Center for Theragnosis, Korea Institute of Science and Technology, Seoul, 02792, Republic of Korea.
Department of Biological Chemistry, Korea University of Science and Technology, Daejeon, 34113, Republic of Korea.
Sci Rep. 2017 Jul 26;7(1):6599. doi: 10.1038/s41598-017-06314-9.
Various forms of protein (proteoforms) are generated by genetic variations, alternative splicing, alternative translation initiation, co- or post-translational modification and proteolysis.
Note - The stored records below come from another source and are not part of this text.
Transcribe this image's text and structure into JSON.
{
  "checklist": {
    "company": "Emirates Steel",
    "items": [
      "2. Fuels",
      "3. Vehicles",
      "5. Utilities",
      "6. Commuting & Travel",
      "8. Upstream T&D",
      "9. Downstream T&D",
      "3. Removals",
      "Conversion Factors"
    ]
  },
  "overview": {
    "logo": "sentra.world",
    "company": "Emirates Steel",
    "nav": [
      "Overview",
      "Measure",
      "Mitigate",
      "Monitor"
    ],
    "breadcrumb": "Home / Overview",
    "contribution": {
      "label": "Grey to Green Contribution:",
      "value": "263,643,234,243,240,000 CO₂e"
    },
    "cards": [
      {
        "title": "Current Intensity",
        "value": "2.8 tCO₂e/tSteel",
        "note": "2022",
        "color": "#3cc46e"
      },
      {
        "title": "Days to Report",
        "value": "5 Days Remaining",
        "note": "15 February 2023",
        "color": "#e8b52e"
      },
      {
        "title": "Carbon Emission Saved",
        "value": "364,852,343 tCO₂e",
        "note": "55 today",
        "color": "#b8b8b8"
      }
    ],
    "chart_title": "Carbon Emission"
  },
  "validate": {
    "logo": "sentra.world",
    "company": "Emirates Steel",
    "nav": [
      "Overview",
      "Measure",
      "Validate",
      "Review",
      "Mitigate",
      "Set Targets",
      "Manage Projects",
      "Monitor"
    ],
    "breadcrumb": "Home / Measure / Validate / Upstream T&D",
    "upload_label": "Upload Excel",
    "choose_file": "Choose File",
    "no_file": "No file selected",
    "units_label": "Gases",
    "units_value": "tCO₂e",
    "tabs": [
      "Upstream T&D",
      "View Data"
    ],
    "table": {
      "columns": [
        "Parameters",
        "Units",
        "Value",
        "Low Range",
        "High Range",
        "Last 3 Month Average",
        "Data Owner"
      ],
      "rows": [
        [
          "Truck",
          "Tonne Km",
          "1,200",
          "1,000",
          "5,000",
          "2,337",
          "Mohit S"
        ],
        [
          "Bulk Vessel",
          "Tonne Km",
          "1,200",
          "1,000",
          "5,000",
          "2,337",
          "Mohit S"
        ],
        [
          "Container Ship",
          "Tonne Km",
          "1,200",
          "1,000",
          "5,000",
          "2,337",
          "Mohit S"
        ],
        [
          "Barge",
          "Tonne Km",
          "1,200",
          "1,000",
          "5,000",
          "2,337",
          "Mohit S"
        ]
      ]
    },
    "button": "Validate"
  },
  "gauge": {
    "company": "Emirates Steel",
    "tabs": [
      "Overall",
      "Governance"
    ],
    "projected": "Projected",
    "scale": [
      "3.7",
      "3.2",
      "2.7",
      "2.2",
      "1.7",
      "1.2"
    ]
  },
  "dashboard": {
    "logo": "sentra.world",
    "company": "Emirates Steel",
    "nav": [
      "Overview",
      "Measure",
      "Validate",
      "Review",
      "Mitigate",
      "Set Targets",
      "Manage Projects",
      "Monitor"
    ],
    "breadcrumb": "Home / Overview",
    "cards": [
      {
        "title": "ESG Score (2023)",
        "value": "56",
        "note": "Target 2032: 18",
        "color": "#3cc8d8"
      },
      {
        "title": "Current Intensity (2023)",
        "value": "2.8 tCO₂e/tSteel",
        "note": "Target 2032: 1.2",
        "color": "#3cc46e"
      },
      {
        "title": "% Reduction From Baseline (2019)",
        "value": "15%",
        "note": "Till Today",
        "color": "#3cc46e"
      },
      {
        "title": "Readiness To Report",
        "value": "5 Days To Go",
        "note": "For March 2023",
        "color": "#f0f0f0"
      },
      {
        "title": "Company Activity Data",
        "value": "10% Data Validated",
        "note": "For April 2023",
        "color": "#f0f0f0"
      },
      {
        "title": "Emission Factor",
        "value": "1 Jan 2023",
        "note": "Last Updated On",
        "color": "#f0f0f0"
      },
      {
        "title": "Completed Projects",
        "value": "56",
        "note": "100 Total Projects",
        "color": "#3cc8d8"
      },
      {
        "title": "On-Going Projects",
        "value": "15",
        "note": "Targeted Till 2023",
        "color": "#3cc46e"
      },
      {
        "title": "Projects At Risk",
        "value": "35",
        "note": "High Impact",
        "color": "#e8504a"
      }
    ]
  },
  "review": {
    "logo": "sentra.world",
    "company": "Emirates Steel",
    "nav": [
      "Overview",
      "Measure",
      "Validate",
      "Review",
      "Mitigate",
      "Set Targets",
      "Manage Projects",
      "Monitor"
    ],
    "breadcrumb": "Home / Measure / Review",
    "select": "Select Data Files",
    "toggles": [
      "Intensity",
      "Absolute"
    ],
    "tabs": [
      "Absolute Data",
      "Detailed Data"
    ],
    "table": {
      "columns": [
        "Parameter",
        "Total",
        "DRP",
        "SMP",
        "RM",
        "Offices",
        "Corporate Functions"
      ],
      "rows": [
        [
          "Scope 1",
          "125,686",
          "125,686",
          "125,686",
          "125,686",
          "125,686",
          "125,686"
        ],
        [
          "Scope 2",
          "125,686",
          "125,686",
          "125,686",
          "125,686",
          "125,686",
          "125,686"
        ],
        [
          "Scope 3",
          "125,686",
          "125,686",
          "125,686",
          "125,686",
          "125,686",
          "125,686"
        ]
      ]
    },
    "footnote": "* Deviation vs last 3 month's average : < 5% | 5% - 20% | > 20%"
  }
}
Different proteoforms are in part discovered by characterizing their N-terminal sequences. Here, we introduce an N-terminal-peptide-enrichment method, Nrich. Filter-aided negative selection formed the basis for the use of two N-blocking reagents and two endoproteases in this method. We identified 6,525 acetylated (or partially acetylated) and 6,570 free protein N-termini arising from 5,727 proteins in HEK293T human cells. The protein N-termini included translation initiation sites annotated in the UniProtKB database, putative alternative translational initiation sites, and N-terminal sites exposed after signal/transit/pro-peptide removal or unknown processing, revealing various proteoforms in cells. In addition, 46 novel protein N-termini were identified in 5' untranslated region (UTR) sequence with pseudo start codons. Our data showing the observation of N-terminal sequences of mature proteins constitutes a useful resource that may provide information for a better understanding of various proteoforms in cells.
各种形式的蛋白质(蛋白异构体)是通过遗传变异、选择性剪接、选择性翻译起始、翻译后修饰和蛋白水解产生的。不同的蛋白异构体部分是通过其 N 端序列的特征来发现的。在这里,我们介绍了一种 N 端肽富集方法,Nrich。滤过辅助的负选择构成了该方法使用两种 N 封闭试剂和两种内切蛋白酶的基础。我们在 HEK293T 人细胞中鉴定出了 6525 个乙酰化(或部分乙酰化)和 6570 个游离蛋白 N 端,这些 N 端来自 5727 个蛋白质。这些蛋白 N 端包括在 UniProtKB 数据库中注释的翻译起始位点、假定的选择性翻译起始位点,以及在信号/转运/前肽去除或未知加工后暴露的 N 端位点,揭示了细胞中的各种蛋白异构体。此外,在 5'非翻译区(UTR)序列中带有伪起始密码子的情况下,我们还鉴定出了 46 个新的蛋白 N 端。我们的数据显示了成熟蛋白 N 端序列的观察结果,这构成了一个有用的资源,可能为更好地理解细胞中的各种蛋白异构体提供信息。